The Witcher: Can someone explain what the "Law of Surprise" is?
Warning: this post contains spoilers!
If you aren't familiar with the books or the game, the "Law of Surprise" may come as a bit of a surprise to you in the Nextflix series.
In Episode 4 of The Witcher ("Of Banquets, Bastards and Burials"), the Law of Surprise is first mentioned when a masked knight claims the Law of Surprise to request the Queen's daughter's (Pavetta) hand in marriage, as he claims years early, he had somehow saved King Roegner's life. To repay Duny, the King had offered him the Law of Surprise.

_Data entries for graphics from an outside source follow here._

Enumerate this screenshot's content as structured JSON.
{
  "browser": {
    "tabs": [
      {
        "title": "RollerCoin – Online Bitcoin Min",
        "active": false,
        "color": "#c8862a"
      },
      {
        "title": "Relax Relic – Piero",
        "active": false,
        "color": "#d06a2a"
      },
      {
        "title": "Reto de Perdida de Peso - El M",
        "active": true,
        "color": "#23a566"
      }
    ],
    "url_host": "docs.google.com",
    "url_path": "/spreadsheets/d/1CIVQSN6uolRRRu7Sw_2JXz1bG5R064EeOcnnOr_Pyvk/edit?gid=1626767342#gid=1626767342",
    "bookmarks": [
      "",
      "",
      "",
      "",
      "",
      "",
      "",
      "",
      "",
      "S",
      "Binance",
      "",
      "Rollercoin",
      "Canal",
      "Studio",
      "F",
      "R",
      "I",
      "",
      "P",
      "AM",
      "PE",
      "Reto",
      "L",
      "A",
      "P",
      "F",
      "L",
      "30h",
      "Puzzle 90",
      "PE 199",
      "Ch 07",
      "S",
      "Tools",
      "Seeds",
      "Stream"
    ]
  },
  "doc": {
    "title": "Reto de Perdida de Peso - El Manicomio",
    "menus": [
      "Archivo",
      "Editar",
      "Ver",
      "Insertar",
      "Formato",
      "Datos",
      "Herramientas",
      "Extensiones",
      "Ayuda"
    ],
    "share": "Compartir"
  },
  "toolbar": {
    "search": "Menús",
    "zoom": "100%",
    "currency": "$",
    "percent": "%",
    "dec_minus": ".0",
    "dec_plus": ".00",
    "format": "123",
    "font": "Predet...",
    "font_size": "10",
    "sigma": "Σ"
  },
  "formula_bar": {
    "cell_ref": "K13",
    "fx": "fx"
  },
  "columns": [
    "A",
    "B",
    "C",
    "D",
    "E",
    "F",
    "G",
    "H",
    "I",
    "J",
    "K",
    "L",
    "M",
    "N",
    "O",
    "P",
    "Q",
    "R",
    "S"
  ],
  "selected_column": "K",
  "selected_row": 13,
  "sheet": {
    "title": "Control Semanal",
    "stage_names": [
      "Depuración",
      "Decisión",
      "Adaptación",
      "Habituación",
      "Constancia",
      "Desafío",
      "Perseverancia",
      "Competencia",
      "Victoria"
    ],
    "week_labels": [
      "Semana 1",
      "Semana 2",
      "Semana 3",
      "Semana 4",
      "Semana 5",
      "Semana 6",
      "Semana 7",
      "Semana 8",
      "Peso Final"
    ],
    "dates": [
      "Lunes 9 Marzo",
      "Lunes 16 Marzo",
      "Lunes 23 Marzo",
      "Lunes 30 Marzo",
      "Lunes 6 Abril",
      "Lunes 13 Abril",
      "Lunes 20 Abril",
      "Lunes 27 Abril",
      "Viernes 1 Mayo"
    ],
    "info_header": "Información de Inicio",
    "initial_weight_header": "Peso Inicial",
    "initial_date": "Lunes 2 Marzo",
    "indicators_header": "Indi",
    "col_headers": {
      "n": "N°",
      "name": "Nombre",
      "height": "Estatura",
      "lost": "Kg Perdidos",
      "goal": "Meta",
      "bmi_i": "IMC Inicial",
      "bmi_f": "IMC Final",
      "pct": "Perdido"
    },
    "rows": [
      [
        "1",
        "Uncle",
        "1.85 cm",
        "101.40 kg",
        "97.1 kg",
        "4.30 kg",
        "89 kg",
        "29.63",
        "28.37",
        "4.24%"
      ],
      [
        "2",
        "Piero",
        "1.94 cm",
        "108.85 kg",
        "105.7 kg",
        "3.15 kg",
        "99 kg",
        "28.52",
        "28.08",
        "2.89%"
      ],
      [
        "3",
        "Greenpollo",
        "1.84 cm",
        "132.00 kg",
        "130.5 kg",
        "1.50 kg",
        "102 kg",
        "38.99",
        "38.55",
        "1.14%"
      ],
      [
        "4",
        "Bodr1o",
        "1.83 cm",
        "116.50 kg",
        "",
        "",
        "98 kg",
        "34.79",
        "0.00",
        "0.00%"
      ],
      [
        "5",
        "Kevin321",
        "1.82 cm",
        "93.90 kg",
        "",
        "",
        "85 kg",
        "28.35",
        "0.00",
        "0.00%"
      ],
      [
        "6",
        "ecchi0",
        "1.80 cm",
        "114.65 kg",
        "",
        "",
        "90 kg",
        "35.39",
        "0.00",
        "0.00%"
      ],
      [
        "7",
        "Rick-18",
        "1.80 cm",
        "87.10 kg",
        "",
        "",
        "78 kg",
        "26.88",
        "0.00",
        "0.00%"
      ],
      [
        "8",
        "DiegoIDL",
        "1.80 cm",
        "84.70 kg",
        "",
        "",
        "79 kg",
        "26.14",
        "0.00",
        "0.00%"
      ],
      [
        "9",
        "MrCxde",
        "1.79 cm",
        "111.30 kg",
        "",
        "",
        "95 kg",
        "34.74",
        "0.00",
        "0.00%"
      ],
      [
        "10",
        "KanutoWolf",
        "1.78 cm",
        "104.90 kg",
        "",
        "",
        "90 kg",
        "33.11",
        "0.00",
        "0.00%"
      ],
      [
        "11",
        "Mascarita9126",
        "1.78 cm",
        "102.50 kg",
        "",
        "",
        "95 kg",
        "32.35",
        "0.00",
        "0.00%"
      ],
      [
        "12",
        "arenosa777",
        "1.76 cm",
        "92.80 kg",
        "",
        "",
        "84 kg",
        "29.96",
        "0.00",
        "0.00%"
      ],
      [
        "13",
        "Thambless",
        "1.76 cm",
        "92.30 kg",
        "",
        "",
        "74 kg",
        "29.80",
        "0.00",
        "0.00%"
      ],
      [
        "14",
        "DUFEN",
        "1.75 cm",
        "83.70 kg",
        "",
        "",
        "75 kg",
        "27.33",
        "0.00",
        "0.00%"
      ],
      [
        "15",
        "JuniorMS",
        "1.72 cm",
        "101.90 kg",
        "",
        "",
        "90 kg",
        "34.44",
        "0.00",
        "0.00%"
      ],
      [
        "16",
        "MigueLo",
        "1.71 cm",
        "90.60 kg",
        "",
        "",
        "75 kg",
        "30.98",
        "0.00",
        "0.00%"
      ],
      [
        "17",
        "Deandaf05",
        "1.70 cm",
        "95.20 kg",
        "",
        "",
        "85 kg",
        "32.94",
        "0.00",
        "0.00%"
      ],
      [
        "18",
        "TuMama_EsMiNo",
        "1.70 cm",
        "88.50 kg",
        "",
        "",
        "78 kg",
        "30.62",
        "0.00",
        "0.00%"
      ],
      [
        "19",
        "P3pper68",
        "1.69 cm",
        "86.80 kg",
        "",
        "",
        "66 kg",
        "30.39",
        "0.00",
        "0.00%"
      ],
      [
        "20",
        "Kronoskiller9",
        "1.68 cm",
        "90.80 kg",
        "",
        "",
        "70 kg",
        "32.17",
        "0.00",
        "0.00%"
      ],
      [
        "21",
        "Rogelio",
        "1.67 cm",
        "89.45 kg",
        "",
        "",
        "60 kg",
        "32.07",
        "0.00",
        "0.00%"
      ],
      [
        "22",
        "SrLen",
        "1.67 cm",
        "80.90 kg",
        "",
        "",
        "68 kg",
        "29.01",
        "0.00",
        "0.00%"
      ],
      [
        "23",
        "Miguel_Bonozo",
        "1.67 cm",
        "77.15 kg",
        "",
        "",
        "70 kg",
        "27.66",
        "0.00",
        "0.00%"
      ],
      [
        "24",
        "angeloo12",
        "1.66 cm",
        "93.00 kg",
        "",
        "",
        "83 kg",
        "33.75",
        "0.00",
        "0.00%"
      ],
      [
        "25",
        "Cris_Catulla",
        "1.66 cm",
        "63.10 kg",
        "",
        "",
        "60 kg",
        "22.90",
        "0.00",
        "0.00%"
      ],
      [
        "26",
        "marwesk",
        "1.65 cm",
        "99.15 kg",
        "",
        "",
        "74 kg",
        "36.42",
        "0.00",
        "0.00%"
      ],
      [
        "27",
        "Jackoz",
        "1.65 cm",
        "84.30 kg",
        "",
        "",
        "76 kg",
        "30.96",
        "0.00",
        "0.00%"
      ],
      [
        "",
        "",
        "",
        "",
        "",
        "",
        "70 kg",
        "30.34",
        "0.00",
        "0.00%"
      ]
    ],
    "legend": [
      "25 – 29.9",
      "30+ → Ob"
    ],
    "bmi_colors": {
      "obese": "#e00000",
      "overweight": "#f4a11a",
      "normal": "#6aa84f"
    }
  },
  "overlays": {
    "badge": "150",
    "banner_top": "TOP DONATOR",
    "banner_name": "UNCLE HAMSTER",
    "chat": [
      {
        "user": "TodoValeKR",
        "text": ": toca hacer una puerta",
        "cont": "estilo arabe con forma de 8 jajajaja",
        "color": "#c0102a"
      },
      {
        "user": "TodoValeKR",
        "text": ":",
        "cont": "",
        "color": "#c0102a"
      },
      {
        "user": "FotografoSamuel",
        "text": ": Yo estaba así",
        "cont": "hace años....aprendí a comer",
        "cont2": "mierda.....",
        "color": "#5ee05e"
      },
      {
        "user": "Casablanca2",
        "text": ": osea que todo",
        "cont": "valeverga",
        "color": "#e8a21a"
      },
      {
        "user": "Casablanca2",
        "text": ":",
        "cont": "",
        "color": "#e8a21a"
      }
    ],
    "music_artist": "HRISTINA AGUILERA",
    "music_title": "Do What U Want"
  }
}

The series doesn't go into detail on how he had saved the King's life.
The law can take different forms, but basically dictates that one is expected to offer someone who saved their life a reward of sorts, but one that unknown to both parties. The law can be given as "The first thing that comes to greet you when you return home" or as "What you find at home yet don't expect", which often takes the form of a firstborn child.
After saving the King's life, the King promised Duny, "Whatever he had left at home without knowing or expecting it", which turned out to be his daughter Pavetta. Duny thusly tried to claim Pavetta's hand in marriage much to the Queen's dismay, as she was hoping to strategically marry Pavetta off to aid her own causes. After a short battle where Geralt saves Duny's life ensues, the Queen reluctantly agrees to allow her daughter to marry Duny, realising that she can't win against the Law of Surprise, which in the Witcher universe has a sort of fate-magic tied to it bringing ill consequences to those who don't pay their dues.
Ironically towards the end of the episode, Geralt claims the Law of Surprise for his own boon after Duny insists on repaying Geralt for saving his life in the battle. This is where Princess Ciri becomes fated to Geralt as Pavetta was already pregnant with her, unbeknownst to Duny at the time.